11:44 BST - Dollar Update

Following on from my last post on the dollar (which you can read here), assuming we have seen wave [1]  of i of (iii) up from the low at 81.876,  the risk of further downside in wave [2] played out. We've now retraced just over 78.6% of the wave [1] rally. Its possible to count a complete correction at today's low. Here's how I can label it:

Dollar 60 min:


Its interesting that we bounced off the lower line of the correction channel for wave (ii). On a smaller time frame, its possible to count 5 waves within C of (Y) at the low of 82.055, but its also possible to count it as being now only in the 4th wave, with one more low to come. If there is another low to come, then it obviously has to stay above the low at 81.876, otherwise this count is invalidated and, as pointed out in the last update, it will appear that wave (ii) is continuing to lower levels - the 61.8% or 78.6% retracement of wave (i).

I've drawn in a new base channel, assuming we've seen the low of wave [2]. If going long, you wouldn't really want to see this channel broken to the downside, although false breaks can, of course, occur. Still, if I wanted minimal risk, I'd use a break of the channel as a signal to exit a long. Technically, however, the level at which to stand aside would be below 81.876.

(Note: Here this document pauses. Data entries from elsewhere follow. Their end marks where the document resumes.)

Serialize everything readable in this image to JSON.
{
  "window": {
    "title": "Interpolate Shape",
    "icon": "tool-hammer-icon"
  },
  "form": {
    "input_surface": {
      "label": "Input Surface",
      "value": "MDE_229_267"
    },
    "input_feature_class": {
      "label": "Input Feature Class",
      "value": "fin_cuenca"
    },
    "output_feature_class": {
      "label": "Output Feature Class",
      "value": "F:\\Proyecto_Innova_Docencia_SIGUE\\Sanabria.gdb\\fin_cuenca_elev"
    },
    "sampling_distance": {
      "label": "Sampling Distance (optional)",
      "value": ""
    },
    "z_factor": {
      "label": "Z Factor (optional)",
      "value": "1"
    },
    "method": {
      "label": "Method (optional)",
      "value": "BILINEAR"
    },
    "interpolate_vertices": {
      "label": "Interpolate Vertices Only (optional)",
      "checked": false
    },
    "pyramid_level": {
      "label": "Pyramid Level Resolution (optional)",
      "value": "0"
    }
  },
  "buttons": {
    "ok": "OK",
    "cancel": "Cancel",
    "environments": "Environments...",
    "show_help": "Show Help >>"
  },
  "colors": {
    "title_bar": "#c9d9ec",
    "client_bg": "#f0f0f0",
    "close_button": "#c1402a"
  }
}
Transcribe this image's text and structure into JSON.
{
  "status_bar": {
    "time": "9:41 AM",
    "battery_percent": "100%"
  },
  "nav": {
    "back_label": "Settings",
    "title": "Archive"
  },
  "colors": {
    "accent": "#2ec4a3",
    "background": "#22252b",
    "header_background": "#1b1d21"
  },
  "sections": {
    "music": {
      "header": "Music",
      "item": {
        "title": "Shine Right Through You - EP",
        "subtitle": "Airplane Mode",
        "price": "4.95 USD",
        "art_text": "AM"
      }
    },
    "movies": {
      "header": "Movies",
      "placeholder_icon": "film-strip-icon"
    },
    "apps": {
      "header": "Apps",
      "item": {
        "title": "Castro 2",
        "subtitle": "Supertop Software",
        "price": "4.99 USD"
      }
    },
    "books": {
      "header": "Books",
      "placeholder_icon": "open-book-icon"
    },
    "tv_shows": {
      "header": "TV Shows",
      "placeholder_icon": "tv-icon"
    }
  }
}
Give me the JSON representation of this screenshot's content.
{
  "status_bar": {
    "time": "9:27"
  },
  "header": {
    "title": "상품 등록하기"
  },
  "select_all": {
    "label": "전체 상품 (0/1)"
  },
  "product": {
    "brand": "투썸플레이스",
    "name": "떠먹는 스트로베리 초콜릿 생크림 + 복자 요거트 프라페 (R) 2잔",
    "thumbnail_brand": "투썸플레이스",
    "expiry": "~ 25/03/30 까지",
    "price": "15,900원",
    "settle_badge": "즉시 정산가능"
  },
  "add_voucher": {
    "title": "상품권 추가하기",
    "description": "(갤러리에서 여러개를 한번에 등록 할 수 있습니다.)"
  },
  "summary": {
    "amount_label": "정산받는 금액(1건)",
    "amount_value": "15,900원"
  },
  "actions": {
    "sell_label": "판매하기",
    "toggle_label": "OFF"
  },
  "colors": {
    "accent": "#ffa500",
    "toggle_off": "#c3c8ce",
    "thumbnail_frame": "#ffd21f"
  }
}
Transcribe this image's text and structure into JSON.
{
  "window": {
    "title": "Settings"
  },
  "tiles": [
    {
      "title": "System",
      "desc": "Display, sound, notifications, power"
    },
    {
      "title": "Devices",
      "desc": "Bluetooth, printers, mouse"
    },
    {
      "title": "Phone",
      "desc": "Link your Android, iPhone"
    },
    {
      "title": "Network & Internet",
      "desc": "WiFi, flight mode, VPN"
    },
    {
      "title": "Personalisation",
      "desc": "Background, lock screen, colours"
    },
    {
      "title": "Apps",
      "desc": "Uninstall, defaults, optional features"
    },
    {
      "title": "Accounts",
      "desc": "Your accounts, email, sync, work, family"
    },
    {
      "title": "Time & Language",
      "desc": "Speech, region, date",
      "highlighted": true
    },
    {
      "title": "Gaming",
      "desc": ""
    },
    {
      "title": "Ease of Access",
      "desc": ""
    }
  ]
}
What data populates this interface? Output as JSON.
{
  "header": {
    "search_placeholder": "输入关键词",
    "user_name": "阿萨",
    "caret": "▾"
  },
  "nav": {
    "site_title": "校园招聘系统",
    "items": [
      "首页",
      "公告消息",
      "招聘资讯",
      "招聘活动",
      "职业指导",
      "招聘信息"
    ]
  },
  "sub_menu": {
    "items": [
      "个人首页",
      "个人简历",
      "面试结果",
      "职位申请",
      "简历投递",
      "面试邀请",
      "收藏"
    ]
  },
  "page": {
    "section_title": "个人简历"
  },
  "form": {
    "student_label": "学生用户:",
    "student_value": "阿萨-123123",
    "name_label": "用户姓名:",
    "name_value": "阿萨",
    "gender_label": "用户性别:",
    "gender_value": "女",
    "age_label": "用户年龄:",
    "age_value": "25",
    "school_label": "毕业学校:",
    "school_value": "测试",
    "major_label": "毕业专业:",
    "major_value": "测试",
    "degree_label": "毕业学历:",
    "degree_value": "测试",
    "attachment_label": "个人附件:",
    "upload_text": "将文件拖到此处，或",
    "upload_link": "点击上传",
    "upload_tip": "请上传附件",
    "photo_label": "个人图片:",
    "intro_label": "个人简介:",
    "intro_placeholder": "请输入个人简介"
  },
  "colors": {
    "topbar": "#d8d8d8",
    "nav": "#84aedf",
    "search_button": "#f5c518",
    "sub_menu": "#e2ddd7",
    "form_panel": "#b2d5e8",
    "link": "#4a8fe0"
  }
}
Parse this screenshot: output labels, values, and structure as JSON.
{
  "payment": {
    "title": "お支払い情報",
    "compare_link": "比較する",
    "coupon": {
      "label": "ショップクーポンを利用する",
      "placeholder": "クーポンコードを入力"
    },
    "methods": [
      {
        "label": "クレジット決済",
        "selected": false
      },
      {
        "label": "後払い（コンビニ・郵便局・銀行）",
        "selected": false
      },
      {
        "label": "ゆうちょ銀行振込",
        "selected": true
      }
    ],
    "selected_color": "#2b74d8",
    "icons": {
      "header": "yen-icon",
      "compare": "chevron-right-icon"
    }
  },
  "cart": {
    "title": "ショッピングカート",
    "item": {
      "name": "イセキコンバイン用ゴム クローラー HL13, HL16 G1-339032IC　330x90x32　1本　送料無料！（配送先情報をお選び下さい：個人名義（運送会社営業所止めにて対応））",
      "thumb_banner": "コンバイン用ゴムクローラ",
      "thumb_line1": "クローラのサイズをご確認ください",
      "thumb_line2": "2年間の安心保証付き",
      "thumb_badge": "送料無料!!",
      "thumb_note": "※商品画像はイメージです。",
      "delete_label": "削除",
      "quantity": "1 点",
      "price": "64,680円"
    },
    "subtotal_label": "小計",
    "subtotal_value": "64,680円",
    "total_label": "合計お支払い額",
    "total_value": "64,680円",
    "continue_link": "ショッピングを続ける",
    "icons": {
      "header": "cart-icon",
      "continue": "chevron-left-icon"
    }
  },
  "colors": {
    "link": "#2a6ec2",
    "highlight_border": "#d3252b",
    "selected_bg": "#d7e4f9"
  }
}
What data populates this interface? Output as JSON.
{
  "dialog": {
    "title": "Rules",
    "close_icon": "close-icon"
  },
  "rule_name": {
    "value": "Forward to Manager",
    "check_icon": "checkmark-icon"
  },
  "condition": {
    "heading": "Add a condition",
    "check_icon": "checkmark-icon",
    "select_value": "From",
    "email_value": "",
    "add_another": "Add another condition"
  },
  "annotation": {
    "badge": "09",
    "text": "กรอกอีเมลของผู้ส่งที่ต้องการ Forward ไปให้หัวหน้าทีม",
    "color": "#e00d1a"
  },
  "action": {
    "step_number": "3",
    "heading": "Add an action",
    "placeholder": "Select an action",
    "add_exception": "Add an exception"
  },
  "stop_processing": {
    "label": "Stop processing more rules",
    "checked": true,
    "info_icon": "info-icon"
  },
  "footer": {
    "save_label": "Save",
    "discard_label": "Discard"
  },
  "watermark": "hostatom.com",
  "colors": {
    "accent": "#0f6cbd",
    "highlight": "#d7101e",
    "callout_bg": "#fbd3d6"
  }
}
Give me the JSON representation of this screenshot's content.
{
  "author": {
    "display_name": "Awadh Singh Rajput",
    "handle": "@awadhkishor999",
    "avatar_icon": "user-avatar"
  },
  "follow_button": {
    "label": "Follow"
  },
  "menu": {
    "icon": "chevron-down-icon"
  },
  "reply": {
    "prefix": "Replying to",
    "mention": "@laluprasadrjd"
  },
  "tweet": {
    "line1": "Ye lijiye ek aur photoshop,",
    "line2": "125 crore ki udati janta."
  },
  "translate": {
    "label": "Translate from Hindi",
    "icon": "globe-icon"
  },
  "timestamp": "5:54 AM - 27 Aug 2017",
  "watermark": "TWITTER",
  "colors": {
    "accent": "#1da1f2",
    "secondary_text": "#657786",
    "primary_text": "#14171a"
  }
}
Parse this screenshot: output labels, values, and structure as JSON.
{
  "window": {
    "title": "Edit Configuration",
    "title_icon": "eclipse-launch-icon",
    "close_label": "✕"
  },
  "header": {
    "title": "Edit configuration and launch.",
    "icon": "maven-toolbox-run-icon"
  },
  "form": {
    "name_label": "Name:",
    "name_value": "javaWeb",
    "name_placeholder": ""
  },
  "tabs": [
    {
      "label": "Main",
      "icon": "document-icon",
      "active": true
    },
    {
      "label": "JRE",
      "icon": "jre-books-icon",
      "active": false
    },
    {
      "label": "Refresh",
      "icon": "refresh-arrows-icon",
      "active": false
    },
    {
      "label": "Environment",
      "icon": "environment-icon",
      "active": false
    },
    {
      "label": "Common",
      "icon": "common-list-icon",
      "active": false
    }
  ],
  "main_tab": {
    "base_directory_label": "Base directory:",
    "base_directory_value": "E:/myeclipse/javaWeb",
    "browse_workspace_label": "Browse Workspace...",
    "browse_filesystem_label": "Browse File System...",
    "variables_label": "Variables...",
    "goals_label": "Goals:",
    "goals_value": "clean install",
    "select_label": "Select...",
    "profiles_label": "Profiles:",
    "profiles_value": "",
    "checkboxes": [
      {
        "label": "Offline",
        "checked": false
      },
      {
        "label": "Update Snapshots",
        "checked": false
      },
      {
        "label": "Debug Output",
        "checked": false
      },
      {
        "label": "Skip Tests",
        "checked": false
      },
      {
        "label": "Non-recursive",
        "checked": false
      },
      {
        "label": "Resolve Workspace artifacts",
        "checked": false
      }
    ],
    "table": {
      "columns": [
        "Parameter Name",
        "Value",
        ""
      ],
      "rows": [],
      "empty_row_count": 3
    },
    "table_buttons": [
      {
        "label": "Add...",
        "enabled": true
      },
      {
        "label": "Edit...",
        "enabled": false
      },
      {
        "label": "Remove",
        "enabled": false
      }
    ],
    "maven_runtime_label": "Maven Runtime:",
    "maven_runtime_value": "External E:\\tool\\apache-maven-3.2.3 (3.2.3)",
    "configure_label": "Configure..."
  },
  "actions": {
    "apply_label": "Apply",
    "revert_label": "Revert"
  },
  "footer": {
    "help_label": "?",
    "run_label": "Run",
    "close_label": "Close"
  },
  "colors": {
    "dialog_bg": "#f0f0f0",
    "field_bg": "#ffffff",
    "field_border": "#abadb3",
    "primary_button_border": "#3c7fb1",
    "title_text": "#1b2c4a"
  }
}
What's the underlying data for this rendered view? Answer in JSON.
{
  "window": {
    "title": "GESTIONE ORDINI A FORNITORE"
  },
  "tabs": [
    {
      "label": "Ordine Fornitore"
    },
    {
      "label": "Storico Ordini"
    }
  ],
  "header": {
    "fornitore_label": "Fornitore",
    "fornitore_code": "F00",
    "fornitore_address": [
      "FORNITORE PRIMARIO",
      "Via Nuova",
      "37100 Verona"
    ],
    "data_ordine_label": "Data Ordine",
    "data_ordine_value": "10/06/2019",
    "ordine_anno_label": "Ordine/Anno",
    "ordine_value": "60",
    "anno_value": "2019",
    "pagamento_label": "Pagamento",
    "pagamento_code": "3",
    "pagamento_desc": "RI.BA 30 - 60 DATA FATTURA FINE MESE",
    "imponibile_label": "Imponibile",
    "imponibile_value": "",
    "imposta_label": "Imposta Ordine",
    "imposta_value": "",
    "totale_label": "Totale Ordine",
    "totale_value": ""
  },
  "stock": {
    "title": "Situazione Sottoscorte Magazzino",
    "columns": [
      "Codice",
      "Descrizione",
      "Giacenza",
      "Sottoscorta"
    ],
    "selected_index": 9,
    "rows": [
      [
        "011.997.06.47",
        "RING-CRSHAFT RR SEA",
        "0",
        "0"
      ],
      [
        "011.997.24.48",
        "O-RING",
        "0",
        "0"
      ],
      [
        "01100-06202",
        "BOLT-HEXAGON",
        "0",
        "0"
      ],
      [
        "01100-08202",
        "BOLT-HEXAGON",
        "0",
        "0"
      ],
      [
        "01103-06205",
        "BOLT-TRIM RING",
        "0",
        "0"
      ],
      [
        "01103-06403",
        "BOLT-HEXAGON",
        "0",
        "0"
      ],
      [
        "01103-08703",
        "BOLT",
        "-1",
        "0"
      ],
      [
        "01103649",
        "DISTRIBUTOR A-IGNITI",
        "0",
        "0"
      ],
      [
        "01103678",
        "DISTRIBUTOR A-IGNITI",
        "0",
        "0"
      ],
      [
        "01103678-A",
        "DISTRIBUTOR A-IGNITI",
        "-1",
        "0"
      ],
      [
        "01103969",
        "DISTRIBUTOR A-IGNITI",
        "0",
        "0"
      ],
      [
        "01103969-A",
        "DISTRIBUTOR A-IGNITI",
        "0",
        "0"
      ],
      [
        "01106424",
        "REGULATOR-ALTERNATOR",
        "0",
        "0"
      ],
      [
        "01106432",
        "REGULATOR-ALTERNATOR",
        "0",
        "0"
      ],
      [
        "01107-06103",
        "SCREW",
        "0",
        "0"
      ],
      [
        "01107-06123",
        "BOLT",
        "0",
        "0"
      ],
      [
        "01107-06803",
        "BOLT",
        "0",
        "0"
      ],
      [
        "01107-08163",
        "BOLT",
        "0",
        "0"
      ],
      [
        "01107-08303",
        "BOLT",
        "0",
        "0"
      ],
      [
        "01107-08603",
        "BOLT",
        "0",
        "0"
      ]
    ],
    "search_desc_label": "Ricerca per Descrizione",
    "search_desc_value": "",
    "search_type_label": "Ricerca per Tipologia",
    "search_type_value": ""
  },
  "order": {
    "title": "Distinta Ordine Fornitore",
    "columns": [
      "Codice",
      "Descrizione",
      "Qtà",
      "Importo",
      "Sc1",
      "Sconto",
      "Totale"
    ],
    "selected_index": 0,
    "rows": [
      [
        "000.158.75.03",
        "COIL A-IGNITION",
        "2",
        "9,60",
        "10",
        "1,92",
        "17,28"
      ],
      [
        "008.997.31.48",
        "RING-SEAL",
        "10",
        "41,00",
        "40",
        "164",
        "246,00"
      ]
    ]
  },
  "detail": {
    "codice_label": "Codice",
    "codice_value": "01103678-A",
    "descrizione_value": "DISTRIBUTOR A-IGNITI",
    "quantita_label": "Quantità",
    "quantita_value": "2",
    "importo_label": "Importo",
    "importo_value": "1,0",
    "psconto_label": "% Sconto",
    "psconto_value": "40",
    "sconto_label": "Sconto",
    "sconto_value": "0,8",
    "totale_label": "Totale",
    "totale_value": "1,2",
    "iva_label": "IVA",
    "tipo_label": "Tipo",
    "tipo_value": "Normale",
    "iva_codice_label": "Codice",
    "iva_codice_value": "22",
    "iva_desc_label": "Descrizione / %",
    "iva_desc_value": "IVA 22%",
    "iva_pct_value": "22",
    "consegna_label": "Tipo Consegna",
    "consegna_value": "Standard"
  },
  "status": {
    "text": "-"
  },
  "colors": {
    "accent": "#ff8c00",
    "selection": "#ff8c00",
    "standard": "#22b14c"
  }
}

Once again, if we've bottomed in wave [2], then we'd have to see price  behave in a manner that is consistent with wave [3] up. As long as it fails to do so (like the 3 wave rallies it was putting in following my last post), the risk of further downside remains. While that may be limited if we're in wave [2], its potentially alot greater if we're actually still in wave (ii), so sensible stops are, as always, vital.